The RNLI says that while volunteer lifeboat crews remain ready to answer emergency calls if needed, people should inform themselves of the local risks and take steps to ensure their own safety near water.

Hoylake hovercraft was recently called to reports of a group of four people and a dog in danger of being cut off by the incoming tide around a mile offshore from Leasowe Lighthouse.

The relief hovercraft 'John Russell' and her volunteer crew launched quickly and headed to the casualties’ reported location.

The group were found to be close inshore near to the rocky groyne known as Barber’s Folly.

The hovercraft crew spoke to the group, advising them of the dangers of the incoming tide and providing them with a safe route ashore around the channels in the area.
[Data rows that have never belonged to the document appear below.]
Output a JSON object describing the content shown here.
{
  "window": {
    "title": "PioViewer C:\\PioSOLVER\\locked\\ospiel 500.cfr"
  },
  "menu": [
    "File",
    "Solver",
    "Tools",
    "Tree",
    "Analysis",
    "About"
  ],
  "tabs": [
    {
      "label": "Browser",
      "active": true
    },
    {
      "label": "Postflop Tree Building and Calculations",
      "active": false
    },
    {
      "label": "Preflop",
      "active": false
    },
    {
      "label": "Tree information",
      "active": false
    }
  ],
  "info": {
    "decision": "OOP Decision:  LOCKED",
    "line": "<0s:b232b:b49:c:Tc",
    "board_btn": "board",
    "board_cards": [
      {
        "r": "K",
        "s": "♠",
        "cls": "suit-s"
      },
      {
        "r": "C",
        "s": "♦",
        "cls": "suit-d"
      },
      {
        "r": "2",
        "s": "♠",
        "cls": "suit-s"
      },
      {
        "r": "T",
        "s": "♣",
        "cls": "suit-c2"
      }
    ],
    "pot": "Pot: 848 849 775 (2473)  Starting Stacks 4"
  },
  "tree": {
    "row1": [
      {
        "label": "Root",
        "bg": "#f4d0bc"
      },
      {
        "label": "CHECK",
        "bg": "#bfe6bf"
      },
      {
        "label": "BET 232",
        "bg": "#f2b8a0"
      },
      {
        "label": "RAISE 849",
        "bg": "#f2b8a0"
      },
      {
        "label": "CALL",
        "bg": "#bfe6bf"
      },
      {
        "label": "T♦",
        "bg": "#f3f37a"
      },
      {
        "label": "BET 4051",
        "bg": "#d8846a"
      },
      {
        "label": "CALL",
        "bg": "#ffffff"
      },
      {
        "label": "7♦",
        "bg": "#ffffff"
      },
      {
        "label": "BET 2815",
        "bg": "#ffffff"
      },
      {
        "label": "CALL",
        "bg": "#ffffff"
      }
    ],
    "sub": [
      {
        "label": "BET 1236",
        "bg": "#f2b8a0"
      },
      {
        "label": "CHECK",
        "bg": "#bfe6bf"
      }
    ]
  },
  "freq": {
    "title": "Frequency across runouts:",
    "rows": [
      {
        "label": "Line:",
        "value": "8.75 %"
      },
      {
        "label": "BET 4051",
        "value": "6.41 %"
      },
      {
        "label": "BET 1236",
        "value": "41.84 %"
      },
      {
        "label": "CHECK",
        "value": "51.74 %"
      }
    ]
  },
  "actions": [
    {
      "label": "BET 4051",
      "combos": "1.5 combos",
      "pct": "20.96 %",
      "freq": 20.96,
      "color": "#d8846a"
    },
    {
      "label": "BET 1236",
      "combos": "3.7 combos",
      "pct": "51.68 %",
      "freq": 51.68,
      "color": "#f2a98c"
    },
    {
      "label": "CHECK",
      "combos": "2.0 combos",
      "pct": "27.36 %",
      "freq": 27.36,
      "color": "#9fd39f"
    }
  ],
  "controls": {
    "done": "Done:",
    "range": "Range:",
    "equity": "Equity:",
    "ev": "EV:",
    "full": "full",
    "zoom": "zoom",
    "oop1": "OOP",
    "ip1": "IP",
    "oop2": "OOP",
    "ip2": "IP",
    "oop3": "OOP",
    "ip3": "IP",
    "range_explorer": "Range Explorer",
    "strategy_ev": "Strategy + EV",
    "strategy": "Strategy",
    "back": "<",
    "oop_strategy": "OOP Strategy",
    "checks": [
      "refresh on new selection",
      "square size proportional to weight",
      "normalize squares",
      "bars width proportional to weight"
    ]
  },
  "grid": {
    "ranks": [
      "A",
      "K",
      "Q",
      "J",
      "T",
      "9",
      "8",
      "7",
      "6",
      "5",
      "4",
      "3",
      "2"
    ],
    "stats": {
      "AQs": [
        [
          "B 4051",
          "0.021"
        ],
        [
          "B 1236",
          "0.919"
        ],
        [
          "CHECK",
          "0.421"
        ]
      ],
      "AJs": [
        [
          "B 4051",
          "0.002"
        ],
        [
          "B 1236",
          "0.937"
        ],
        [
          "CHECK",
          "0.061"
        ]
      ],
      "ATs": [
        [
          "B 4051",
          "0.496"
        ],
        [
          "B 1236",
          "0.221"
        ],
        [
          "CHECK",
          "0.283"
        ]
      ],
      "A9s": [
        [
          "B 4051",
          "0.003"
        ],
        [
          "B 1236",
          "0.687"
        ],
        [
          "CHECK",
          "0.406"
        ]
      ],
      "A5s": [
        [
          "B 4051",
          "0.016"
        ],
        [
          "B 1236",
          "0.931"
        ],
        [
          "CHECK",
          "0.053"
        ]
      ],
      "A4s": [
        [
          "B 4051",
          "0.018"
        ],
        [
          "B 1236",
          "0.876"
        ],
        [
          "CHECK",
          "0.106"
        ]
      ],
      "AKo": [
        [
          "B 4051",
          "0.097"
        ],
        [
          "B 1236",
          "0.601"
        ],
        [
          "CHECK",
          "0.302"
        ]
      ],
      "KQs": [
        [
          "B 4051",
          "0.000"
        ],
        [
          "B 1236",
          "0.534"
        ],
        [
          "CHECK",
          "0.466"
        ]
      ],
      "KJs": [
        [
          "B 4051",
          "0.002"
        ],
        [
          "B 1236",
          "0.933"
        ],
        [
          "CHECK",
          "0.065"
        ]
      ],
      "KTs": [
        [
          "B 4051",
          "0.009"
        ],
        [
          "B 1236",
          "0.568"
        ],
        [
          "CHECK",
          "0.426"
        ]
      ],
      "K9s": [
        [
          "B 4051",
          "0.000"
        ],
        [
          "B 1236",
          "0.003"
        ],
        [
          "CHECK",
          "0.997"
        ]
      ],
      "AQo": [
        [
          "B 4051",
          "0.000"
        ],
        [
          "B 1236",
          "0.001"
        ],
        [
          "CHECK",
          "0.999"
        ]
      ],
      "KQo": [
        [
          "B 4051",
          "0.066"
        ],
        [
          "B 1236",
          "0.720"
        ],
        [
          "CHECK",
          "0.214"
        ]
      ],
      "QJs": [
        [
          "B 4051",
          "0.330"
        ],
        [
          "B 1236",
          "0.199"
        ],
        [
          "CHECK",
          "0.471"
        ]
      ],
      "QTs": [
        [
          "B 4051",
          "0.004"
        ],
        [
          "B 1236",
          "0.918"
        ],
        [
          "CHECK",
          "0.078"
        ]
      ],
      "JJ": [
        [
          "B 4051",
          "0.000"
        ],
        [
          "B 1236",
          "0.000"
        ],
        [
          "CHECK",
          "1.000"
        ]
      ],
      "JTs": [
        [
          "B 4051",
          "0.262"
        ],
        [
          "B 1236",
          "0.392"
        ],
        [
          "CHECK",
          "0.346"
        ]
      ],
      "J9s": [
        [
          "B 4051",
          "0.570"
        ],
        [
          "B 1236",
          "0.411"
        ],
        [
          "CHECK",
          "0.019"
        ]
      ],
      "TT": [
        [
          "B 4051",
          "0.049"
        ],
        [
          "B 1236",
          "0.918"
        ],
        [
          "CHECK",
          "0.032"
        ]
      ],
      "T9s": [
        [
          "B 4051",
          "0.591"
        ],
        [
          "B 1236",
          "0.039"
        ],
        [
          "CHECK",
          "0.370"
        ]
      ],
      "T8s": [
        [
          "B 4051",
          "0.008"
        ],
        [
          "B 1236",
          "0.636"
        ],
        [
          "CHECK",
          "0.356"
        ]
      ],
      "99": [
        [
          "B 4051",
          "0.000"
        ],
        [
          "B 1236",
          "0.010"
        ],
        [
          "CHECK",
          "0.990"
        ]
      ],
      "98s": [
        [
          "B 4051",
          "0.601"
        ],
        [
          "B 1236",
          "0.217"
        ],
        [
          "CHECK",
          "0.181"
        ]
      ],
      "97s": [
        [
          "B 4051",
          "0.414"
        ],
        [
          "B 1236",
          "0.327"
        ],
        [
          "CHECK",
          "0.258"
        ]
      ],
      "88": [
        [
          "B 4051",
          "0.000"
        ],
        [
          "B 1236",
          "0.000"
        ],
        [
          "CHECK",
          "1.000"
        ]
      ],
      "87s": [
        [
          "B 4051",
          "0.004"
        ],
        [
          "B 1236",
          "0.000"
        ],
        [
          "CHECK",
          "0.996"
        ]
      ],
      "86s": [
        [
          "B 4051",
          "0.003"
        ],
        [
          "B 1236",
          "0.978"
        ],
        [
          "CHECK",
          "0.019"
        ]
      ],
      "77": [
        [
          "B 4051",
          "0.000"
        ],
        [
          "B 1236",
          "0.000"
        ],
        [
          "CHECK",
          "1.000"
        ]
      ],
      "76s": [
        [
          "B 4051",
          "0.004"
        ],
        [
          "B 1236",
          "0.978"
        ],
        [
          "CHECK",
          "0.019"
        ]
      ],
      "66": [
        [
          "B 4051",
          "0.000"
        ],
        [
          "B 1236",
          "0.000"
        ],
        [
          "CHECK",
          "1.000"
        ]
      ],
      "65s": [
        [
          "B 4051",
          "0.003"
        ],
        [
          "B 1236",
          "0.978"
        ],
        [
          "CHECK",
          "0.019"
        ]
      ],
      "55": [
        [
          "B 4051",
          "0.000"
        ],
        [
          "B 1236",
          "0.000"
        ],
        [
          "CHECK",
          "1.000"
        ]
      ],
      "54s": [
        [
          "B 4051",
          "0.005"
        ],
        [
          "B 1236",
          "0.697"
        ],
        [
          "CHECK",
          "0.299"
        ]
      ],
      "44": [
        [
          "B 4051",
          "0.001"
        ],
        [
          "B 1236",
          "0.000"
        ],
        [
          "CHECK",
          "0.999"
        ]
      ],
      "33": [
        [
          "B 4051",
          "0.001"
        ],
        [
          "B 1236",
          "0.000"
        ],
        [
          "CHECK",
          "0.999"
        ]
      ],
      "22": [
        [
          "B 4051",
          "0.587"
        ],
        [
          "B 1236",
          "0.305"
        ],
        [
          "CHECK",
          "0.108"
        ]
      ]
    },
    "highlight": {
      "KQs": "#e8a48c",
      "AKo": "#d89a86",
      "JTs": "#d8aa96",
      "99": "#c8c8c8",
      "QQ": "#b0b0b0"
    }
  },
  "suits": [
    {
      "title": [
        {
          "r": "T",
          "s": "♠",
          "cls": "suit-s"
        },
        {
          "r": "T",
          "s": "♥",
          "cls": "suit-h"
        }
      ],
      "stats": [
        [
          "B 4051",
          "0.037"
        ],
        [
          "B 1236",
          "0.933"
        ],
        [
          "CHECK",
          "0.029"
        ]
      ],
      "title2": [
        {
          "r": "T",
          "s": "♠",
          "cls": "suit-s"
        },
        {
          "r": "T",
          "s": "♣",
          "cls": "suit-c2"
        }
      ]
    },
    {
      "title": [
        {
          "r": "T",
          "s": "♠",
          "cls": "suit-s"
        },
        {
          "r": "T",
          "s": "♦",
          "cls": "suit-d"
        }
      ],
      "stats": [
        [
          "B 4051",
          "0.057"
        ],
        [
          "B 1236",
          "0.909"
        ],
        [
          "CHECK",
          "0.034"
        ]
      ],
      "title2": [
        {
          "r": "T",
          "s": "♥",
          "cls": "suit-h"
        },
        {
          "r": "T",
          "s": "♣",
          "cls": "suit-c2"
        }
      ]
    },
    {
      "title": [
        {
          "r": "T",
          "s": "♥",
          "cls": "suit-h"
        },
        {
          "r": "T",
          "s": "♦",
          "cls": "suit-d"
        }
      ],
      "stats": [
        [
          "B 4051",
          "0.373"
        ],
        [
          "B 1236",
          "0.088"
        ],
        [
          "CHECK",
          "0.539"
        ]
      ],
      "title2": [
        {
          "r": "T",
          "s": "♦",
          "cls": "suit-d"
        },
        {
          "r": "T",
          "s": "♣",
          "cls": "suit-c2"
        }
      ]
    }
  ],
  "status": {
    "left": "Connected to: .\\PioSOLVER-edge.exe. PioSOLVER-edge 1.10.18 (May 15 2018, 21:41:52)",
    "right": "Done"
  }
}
Coastguard officers and RNLI volunteers had noticed a further 20 to 30 people across the beach close to the water’s edge.

With the tide still flooding, the RNLI hovercraft headed back out across the beach to ensure those people were not in danger.

Hoylake RNLI volunteer hovercraft commander Matt Pownall-Jones said: "We understand that with the change in Government instructions and recent good weather, many people will want to visit and exercise on our local beaches.

"But we urge everyone to think carefully about whether you need to go to the coast in case you get into difficulty. 

"If you do choose to go to the coast, always check the tide times and local safety notices and know your route back to shore.

"If you or someone else gets into difficulty at the coast, dial 999 and ask for the Coastguard."